Sunday, July 12, 2009

Up Most of the Night (Burnham's Cruel Fate)

That’s right. About 2:30AM, just a while ago, I woke up. I woke up in a sweat, barely able to breathe, also farting like a pack mule. Nor could I go back to sleep. No matter how I tossed and turned the various annoyances or distractions persisted. I tossed and turned, sweated, coughed and farted. Fuck this shit, Crumby, you need to arise. The Ample Bosoms have cast you off.

Off I headed through the dusty hallways vowing to eschew shrimp forever. Those shrimp taste like erasers anyway, Crumby reminded himself. Yes. Crumby theorized that the shrimp whoredoerves was the mastermind behind his current difficulties. How the hell do I actually spell whoredoerves?, Crumby wondered.

Often, in these, up most of the night, situations, Crumby turns to the Celestial Handbook for distraction. The famous Burnham’s Celestial Handbook that is. Nowhere else maybe, except in the Celestial Handbook, could one easily find a reference to the Milky Way as Caer Gwydyon (sic). Or to put the situation in perspective, Gwydion has a castle in the Milky Way. Yet I have confirmed Burnham’s reference to Gwydyon on two internet sites that supposedly specialize in Welsh mythology.

But then I remembered. Some hearsay regarding the extraordinary Burnham came to my ears only recently. I said to myself, Crumby, you need to find some biographical information on Burnham. So that is what Crumby did.

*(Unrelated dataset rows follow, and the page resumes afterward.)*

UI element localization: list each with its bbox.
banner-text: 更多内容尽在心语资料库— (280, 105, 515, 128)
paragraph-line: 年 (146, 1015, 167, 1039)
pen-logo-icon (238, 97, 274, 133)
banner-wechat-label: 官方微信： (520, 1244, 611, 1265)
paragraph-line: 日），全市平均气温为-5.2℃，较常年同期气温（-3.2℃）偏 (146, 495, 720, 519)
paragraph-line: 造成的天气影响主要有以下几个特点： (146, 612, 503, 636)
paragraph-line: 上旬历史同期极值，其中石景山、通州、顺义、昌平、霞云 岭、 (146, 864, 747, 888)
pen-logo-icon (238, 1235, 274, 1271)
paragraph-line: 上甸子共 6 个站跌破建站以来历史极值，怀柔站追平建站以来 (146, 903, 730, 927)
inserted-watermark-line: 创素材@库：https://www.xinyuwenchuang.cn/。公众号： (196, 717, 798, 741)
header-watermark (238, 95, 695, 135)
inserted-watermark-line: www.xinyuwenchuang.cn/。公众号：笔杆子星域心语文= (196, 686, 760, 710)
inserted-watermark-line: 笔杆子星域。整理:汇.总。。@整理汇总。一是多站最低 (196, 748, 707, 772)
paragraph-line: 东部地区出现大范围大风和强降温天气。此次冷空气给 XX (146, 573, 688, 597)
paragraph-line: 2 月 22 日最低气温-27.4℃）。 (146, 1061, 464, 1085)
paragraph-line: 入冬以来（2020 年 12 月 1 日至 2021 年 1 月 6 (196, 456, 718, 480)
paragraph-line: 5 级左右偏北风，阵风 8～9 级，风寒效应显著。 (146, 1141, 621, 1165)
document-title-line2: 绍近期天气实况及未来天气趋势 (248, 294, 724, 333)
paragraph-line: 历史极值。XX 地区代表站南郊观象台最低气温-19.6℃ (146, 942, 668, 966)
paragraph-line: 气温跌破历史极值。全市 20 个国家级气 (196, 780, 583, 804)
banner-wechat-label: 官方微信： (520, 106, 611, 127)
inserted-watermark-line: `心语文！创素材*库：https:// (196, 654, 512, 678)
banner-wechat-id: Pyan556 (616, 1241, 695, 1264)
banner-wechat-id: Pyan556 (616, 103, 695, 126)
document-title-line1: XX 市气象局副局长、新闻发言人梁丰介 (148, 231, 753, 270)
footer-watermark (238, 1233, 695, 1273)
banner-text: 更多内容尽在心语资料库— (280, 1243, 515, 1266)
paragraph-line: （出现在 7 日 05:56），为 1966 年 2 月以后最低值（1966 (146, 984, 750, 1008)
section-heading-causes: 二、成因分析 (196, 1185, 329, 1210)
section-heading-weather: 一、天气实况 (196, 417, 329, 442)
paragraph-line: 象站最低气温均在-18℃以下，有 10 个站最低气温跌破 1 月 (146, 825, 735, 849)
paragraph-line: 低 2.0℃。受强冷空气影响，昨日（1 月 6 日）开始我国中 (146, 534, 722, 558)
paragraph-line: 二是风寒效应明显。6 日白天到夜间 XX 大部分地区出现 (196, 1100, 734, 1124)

Mercy! Poor Burnham. Oh well. Paraphrasing H.L. Mencken, Who should expect to earn a living from a hobby?

Turns out, shortly after Burnham published the Celestial Handbook, Lowell Observatory laid Burnham off. Yepper, they ran out of funds for Burnham’s project and laid him off. Burnham was too high-hat by then to take a proffered janitorial position. Instead, Burnham wandered off to San Diego, which in those days had a forgiving climate. Mercy! Failing as a vender of cat paintings, Burnham died a pauper’s wretched death

Burnham’s sad story is well-known among average amateur astronomers. The big hearted average amateur astronomers have, by now, worked up a Burnham Memorial at Lowell Observatory. Praise the Goddess.

Yet I, Crumby, was entirely ignorant of any of these facts concerning Burnham until a couple of hours ago.

Crumby reflected uneasily. Uh oh. My trajectory seems a little too similar to Burnham’s . Yikes! I formerly got paid to do science. But alas, boo-hoo, everyone conspired against me due to my lousy personality and contrary opinions. Now I don’t have a job or jobs. Boo-hoo. Anon, I may wind up selling cat pictures in the park. But I can’t even paint. Boo-hoo. I shall have to sell photographs of the miserable cats instead of paintings. Boo-hoo.

Say mister, want to buy a color photo glossy of my pussy, Bernice? Good Goddess. How horrible would that be? No one shall ever purchase any pictures of my pussy whether that pussy is Bernice or Herman. I shall expire in poverty just like Burnham, a few cat or pussy glossies that nobody wanted clutched in my bony dead fingers.

Calm down Crumby. You need to calm down before you exacerbate your allergic condition even more. Think, Crumby, think. OK. Many may understand that Burnham never married. If Burnham had married, his chance of avoiding certain death in San Diego would have gone up 110%. I, Crumby, have married twice. So my chance of avoiding a similar fate is 220%. Praise the Goddess!